Ebenso unklar ist, ob sich das derzeitige Schwanen-Paar am Hasesee erst jüngst dort angesiedelt hat – oder ob zumindest eines der Tiere auch schon in den Vorjahren dort gelebt hat. Im September 2016 jedenfalls war einer der damals dort lebenden Schwäne tot aufgefunden worden. Vermutet wurde, dass es sich dabei um das Weibchen gehandelt hatte. Warum das Tier starb und welchen Geschlechts es war, wurde allerdings nicht untersucht.

„Dass der damals überlebende Schwan nun einen neuen Partner oder eine neue Partnerin gefunden hat, ist ziemlich unwahrscheinlich“, meint Rolf Hammerschmidt. Denn: „Die Tiere pflegen die Einehe und binden sich für das ganze Leben. Stirbt der Partner, bleiben sie in aller Regel allein.“ Allerdings seien weder die damaligen Tiere beringt gewesen noch die aktuellen. „Eine definitive Aussage lässt sich deshalb nicht treffen“, so Hammerschmidt.

Bei Spaziergängern beliebt

Das – vermutlich – ehemalige Paar jedenfalls wurden von vielen Bramschern, die öfter am Hasesee unterwegs sind, ins Herz geschlossen. Und insbesondere der Nachwuchs: Denn Herr und Frau Schwan hatten 2016 gleich acht Jungtiere aufgezogen. Die insgesamt zehn Wildtiere zeigten nach einiger Zeit allerdings auch ein geradezu unnatürliches Verhalten, bauten sich auf den Wegen am Hasesee regelrecht auf und erwarteten von Spaziergängern, dass sie etwas zu fressen bekommen.

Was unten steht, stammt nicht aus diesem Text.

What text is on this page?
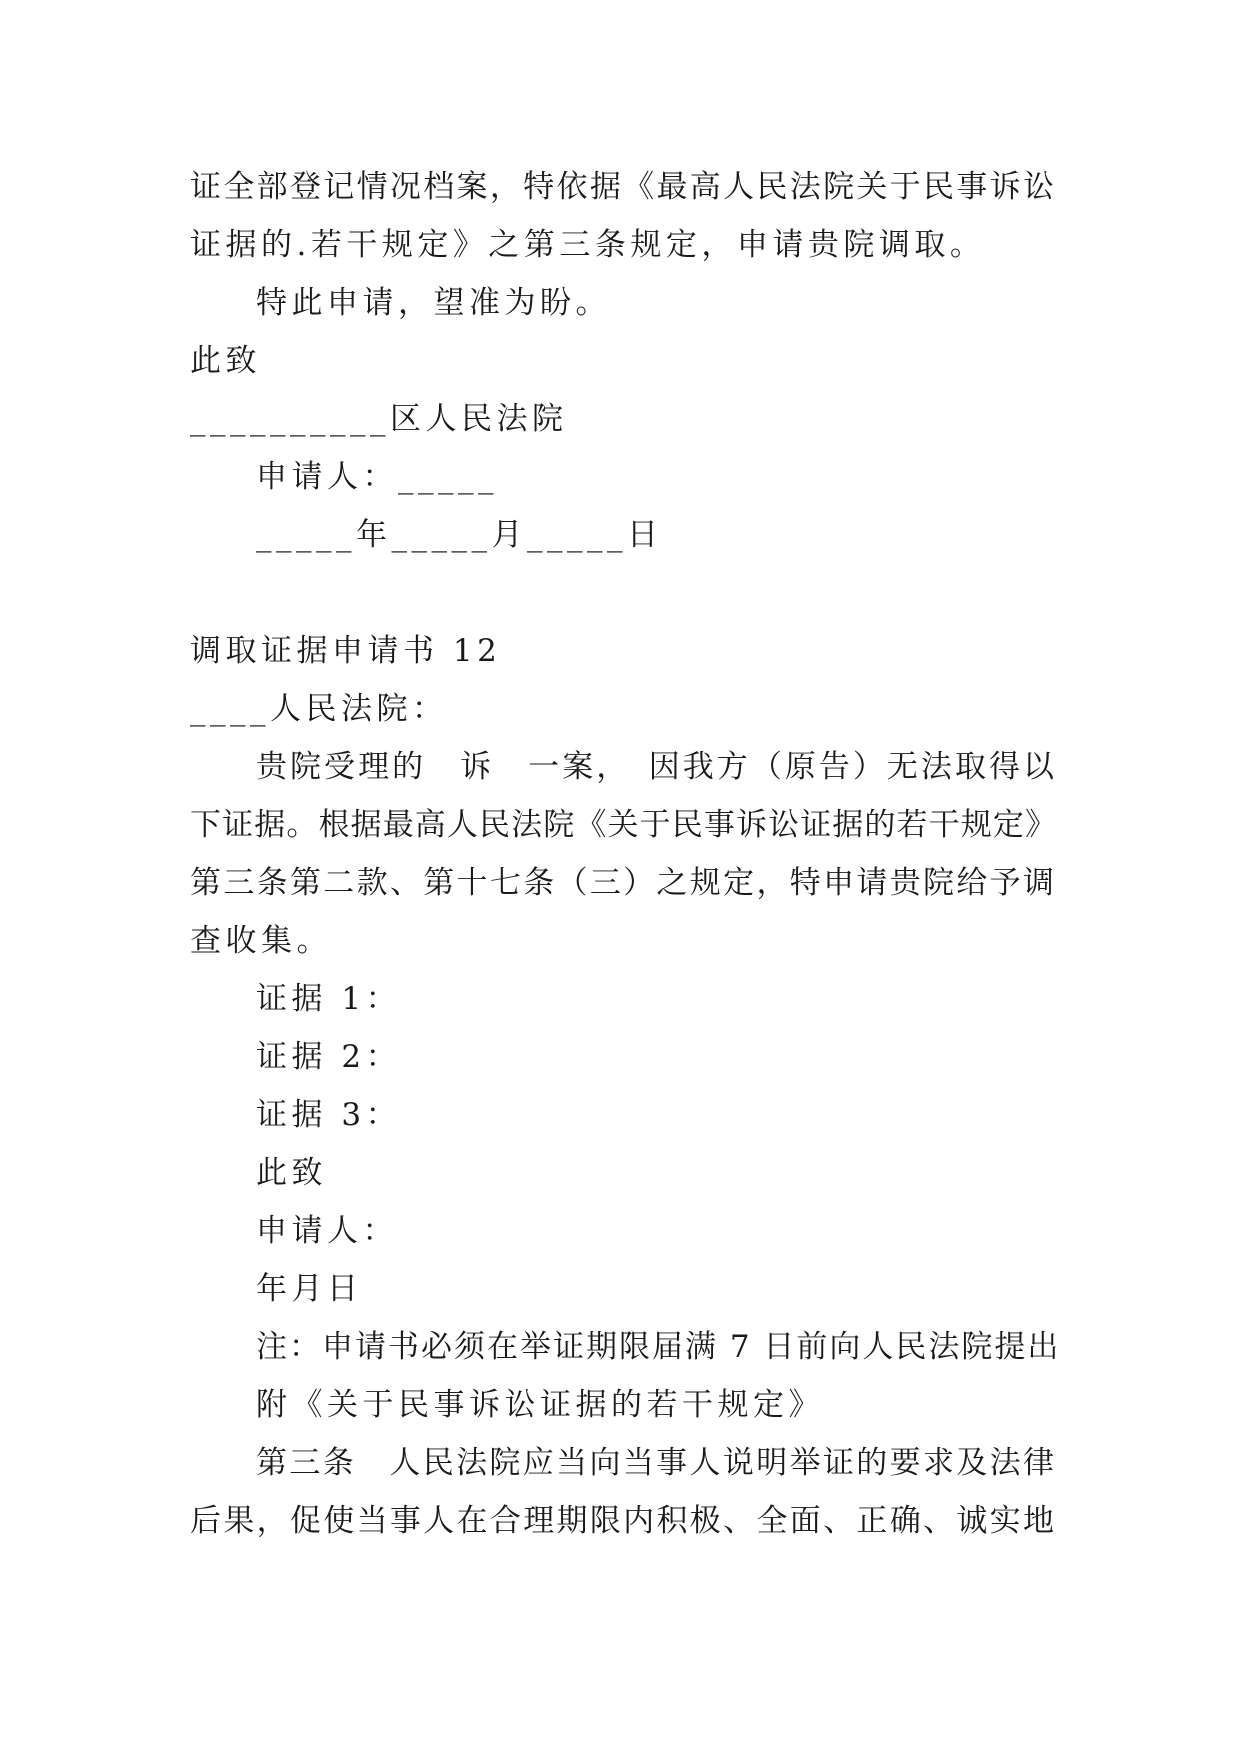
证全部登记情况档案，特依据《最高人民法院关于民事诉讼
证据的.若干规定》之第三条规定，申请贵院调取。
特此申请，望准为盼。
此致
__________区人民法院
申请人：_____
_____年_____月_____日
调取证据申请书 12
____人民法院：
贵院受理的　诉　一案，　因我方（原告）无法取得以
下证据。根据最高人民法院《关于民事诉讼证据的若干规定》
第三条第二款、第十七条（三）之规定，特申请贵院给予调
查收集。
证据 1：
证据 2：
证据 3：
此致
申请人：
年月日
注：申请书必须在举证期限届满 7 日前向人民法院提出
附《关于民事诉讼证据的若干规定》
第三条　人民法院应当向当事人说明举证的要求及法律
后果，促使当事人在合理期限内积极、全面、正确、诚实地
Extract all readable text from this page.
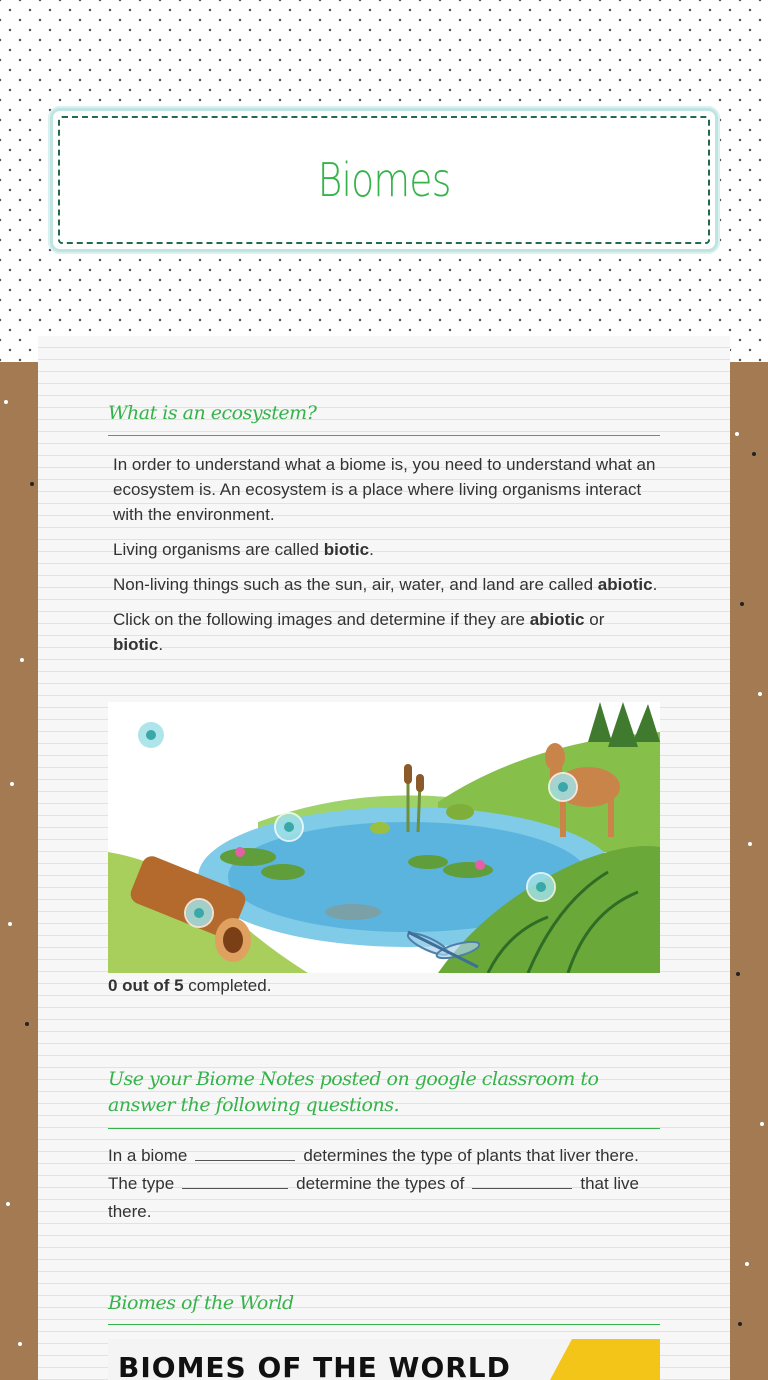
Biomes
What is an ecosystem?

In order to understand what a biome is, you need to understand what an ecosystem is. An ecosystem is a place where living organisms interact with the environment.

Living organisms are called biotic.

Non-living things such as the sun, air, water, and land are called abiotic.

Click on the following images and determine if they are abiotic or biotic.

0 out of 5 completed.

Use your Biome Notes posted on google classroom to answer the following questions.

In a biome	determines the type of plants that liver there. The type	determine the types of	that live there.

Biomes of the World
BIOMES OF THE WORLD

Dies wäre gar nicht nötig. „Wasservögel wie zum Beispiel Schwäne finden in der Regel genügend Futter in der Natur“, heißt es auf der Internetseite des Deutschen Tierschutzbundes. Nur wenn Seen und Teiche zugefroren seien, komme eine zusätzliche Fütterung in Betracht: Neben Getreide, Rübenstückchen und Eicheln werden auch weiche Kartoffeln genannt. Auch Körnerfutter oder Kleie sollen geeignet sein, nicht aber Brotreste, die von vielen Hasesee-Besuchern allerdings an die Schwäne verfüttert wurden.